The first photo is actually of the Colosseum, not far from the Forum, but the other three were taken by me in the Forum. Again, they are actually daytime shots, Photoshopped to make this night scene.

The Nazi Party sometimes used the propaganda term Tausendjähriges Reich ("Thousand-Year Empire") to refer to itself and the idea that they were building an empire which would last for that length of time. As it happened, they didn't last anywhere near as long as the Romans, whose Empire spanned just over 500 years if you count it to the deposing of Romulus Augustus in 476, or a whopping 1490-odd years if you place it at the fall of the Byzantine (or Eastern Roman) Empire in 1453.

Interestingly, an intended feature of Nazi architecture was the theory of ruin value. The basic idea is that the most impressive and visible remains of ancient civilisations such as Ancient Egypt, Ancient Greece, and the Roman Empire are their architectural ruins, which we now regard with wonder and deem aesthetically pleasing despite their semi-decayed state.

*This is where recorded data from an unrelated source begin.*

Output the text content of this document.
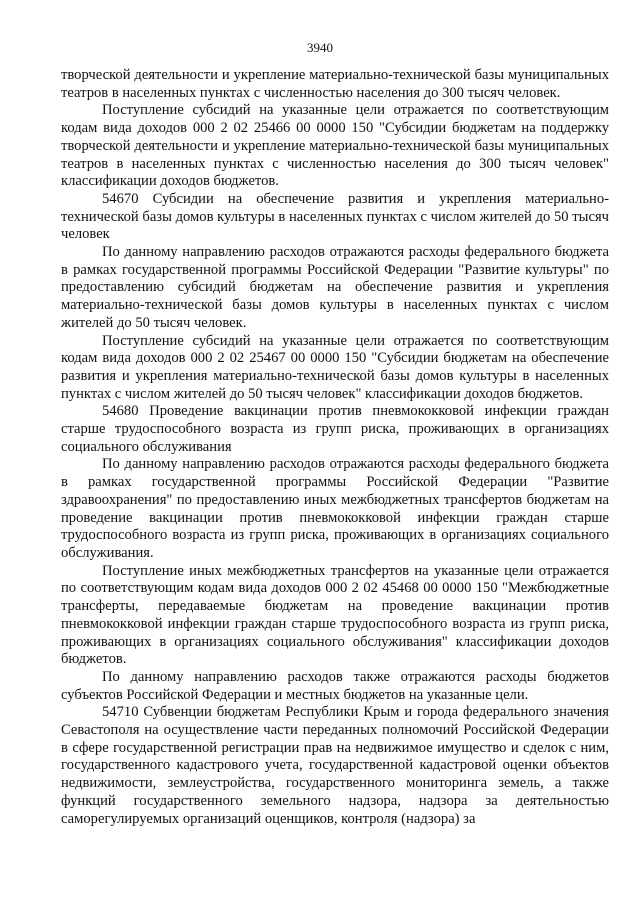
3940

творческой деятельности и укрепление материально-технической базы муниципальных театров в населенных пунктах с численностью населения до 300 тысяч человек.

Поступление субсидий на указанные цели отражается по соответствующим кодам вида доходов 000 2 02 25466 00 0000 150 "Субсидии бюджетам на поддержку творческой деятельности и укрепление материально-технической базы муниципальных театров в населенных пунктах с численностью населения до 300 тысяч человек" классификации доходов бюджетов.

54670 Субсидии на обеспечение развития и укрепления материально-технической базы домов культуры в населенных пунктах с числом жителей до 50 тысяч человек

По данному направлению расходов отражаются расходы федерального бюджета в рамках государственной программы Российской Федерации "Развитие культуры" по предоставлению субсидий бюджетам на обеспечение развития и укрепления материально-технической базы домов культуры в населенных пунктах с числом жителей до 50 тысяч человек.

Поступление субсидий на указанные цели отражается по соответствующим кодам вида доходов 000 2 02 25467 00 0000 150 "Субсидии бюджетам на обеспечение развития и укрепления материально-технической базы домов культуры в населенных пунктах с числом жителей до 50 тысяч человек" классификации доходов бюджетов.

54680 Проведение вакцинации против пневмококковой инфекции граждан старше трудоспособного возраста из групп риска, проживающих в организациях социального обслуживания

По данному направлению расходов отражаются расходы федерального бюджета в рамках государственной программы Российской Федерации "Развитие здравоохранения" по предоставлению иных межбюджетных трансфертов бюджетам на проведение вакцинации против пневмококковой инфекции граждан старше трудоспособного возраста из групп риска, проживающих в организациях социального обслуживания.

Поступление иных межбюджетных трансфертов на указанные цели отражается по соответствующим кодам вида доходов 000 2 02 45468 00 0000 150 "Межбюджетные трансферты, передаваемые бюджетам на проведение вакцинации против пневмококковой инфекции граждан старше трудоспособного возраста из групп риска, проживающих в организациях социального обслуживания" классификации доходов бюджетов.

По данному направлению расходов также отражаются расходы бюджетов субъектов Российской Федерации и местных бюджетов на указанные цели.

54710 Субвенции бюджетам Республики Крым и города федерального значения Севастополя на осуществление части переданных полномочий Российской Федерации в сфере государственной регистрации прав на недвижимое имущество и сделок с ним, государственного кадастрового учета, государственной кадастровой оценки объектов недвижимости, землеустройства, государственного мониторинга земель, а также функций государственного земельного надзора, надзора за деятельностью саморегулируемых организаций оценщиков, контроля (надзора) за
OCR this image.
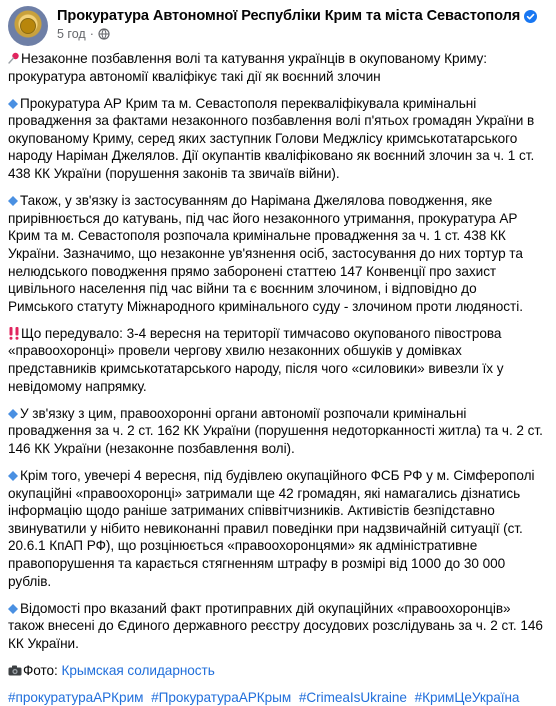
Прокуратура Автономної Республіки Крим та міста Севастополя
5 год ·

Незаконне позбавлення волі та катування українців в окупованому Криму: прокуратура автономії кваліфікує такі дії як воєнний злочин

Прокуратура АР Крим та м. Севастополя перекваліфікувала кримінальні провадження за фактами незаконного позбавлення волі п'ятьох громадян України в окупованому Криму, серед яких заступник Голови Меджлісу кримськотатарського народу Наріман Джелялов. Дії окупантів кваліфіковано як воєнний злочин за ч. 1 ст. 438 КК України (порушення законів та звичаїв війни).

Також, у зв'язку із застосуванням до Нарімана Джелялова поводження, яке прирівнюється до катувань, під час його незаконного утримання, прокуратура АР Крим та м. Севастополя розпочала кримінальне провадження за ч. 1 ст. 438 КК України. Зазначимо, що незаконне ув'язнення осіб, застосування до них тортур та нелюдського поводження прямо заборонені статтею 147 Конвенції про захист цивільного населення під час війни та є воєнним злочином, і відповідно до Римського статуту Міжнародного кримінального суду - злочином проти людяності.

Що передувало: 3-4 вересня на території тимчасово окупованого півострова «правоохоронці» провели чергову хвилю незаконних обшуків у домівках представників кримськотатарського народу, після чого «силовики» вивезли їх у невідомому напрямку.

У зв'язку з цим, правоохоронні органи автономії розпочали кримінальні провадження за ч. 2 ст. 162 КК України (порушення недоторканності житла) та ч. 2 ст. 146 КК України (незаконне позбавлення волі).

Крім того, увечері 4 вересня, під будівлею окупаційного ФСБ РФ у м. Сімферополі окупаційні «правоохоронці» затримали ще 42 громадян, які намагались дізнатись інформацію щодо раніше затриманих співвітчизників. Активістів безпідставно звинуватили у нібито невиконанні правил поведінки при надзвичайній ситуації (ст. 20.6.1 КпАП РФ), що розцінюється «правоохоронцями» як адміністративне правопорушення та карається стягненням штрафу в розмірі від 1000 до 30 000 рублів.

Відомості про вказаний факт протиправних дій окупаційних «правоохоронців» також внесені до Єдиного державного реєстру досудових розслідувань за ч. 2 ст. 146 КК України.

Фото: Крымская солидарность
#прокуратураАРКрим #ПрокуратураАРКрым #CrimeaIsUkraine #КримЦеУкраїна
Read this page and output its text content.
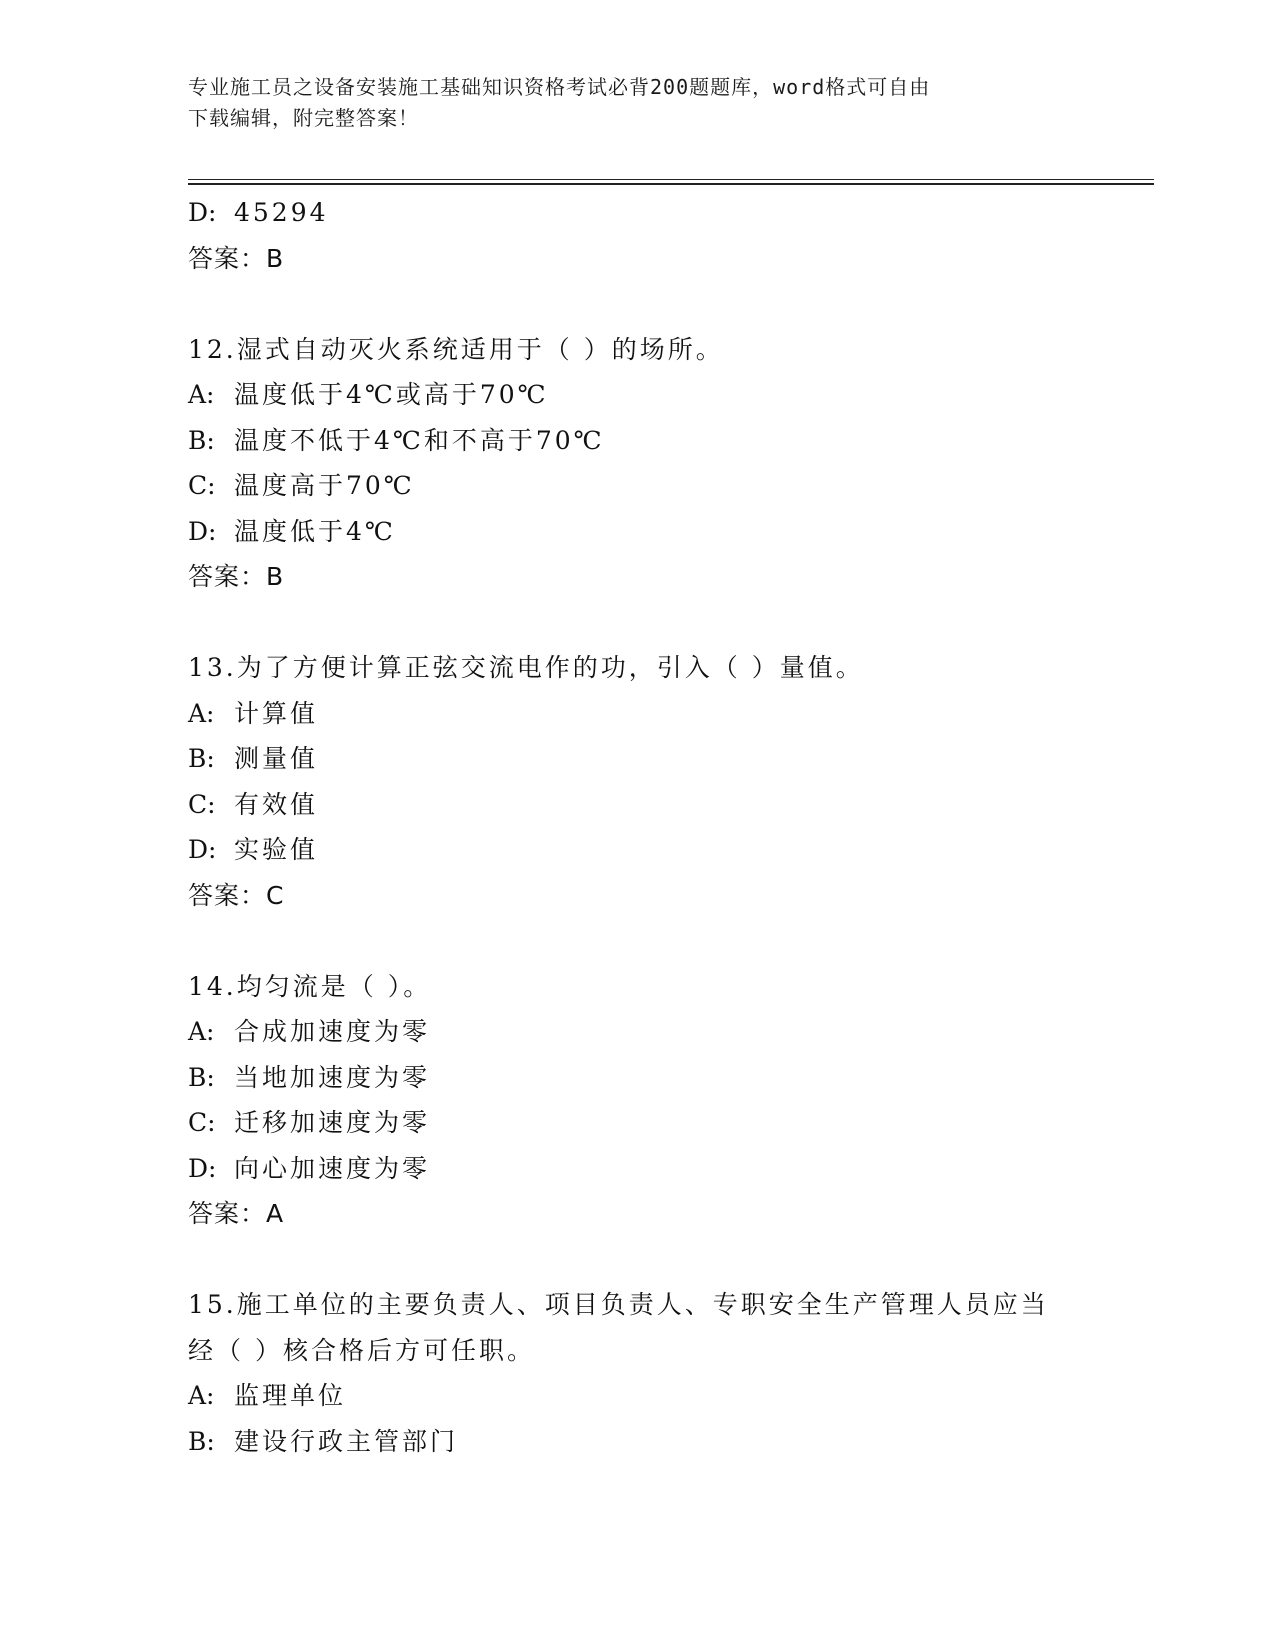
专业施工员之设备安装施工基础知识资格考试必背200题题库，word格式可自由
下载编辑，附完整答案！
D: 45294
答案：B
12.湿式自动灭火系统适用于（ ）的场所。
A: 温度低于4℃或高于70℃
B: 温度不低于4℃和不高于70℃
C: 温度高于70℃
D: 温度低于4℃
答案：B
13.为了方便计算正弦交流电作的功，引入（ ）量值。
A: 计算值
B: 测量值
C: 有效值
D: 实验值
答案：C
14.均匀流是（ ）。
A: 合成加速度为零
B: 当地加速度为零
C: 迁移加速度为零
D: 向心加速度为零
答案：A
15.施工单位的主要负责人、项目负责人、专职安全生产管理人员应当
经（ ）核合格后方可任职。
A: 监理单位
B: 建设行政主管部门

Hitler's chief architect, Albert Speer developed this into a principle that the best way to assure the immortality of the Third Reich was to build monumental architecture specifically designed so that when it (eventually) fell into disrepair and ruin, it would remain aesthetically pleasing and stand as a monument to be admired by future generations. To this end, the Nazis constructed many of their government and public buildings and momuments of massive stone, without the use of steel or reinforced concrete, and in a distinctive style combining elements of neoclassicism and art deco.

2017-03-04 Rerun commentary: Unlike some works of fiction, I endeavour to get my geography right[1]. If you started at the Colosseum, indeed one of the quickest ways (if not the quickest) to walk to the Vatican would be to go directly through the Roman Forum, then up and over the Capitoline Hill at the far end, north-west along Via d'Aracoeli, and then west along Corso Vittorio Emanuele II, crossing the River Tiber on the Ponte Vittorio Emanuele II[2], and ending up on Via della Conciliazione, which I've mentioned before.
[1] Whether I always succeed or not is another question, but at least I always try.

[2] Vittorio Emanuele II, byt the way, was the first king of united Italy, also known as Padre della Patria, or "Father of the Fatherland". There are a lot of things named after him in Italy.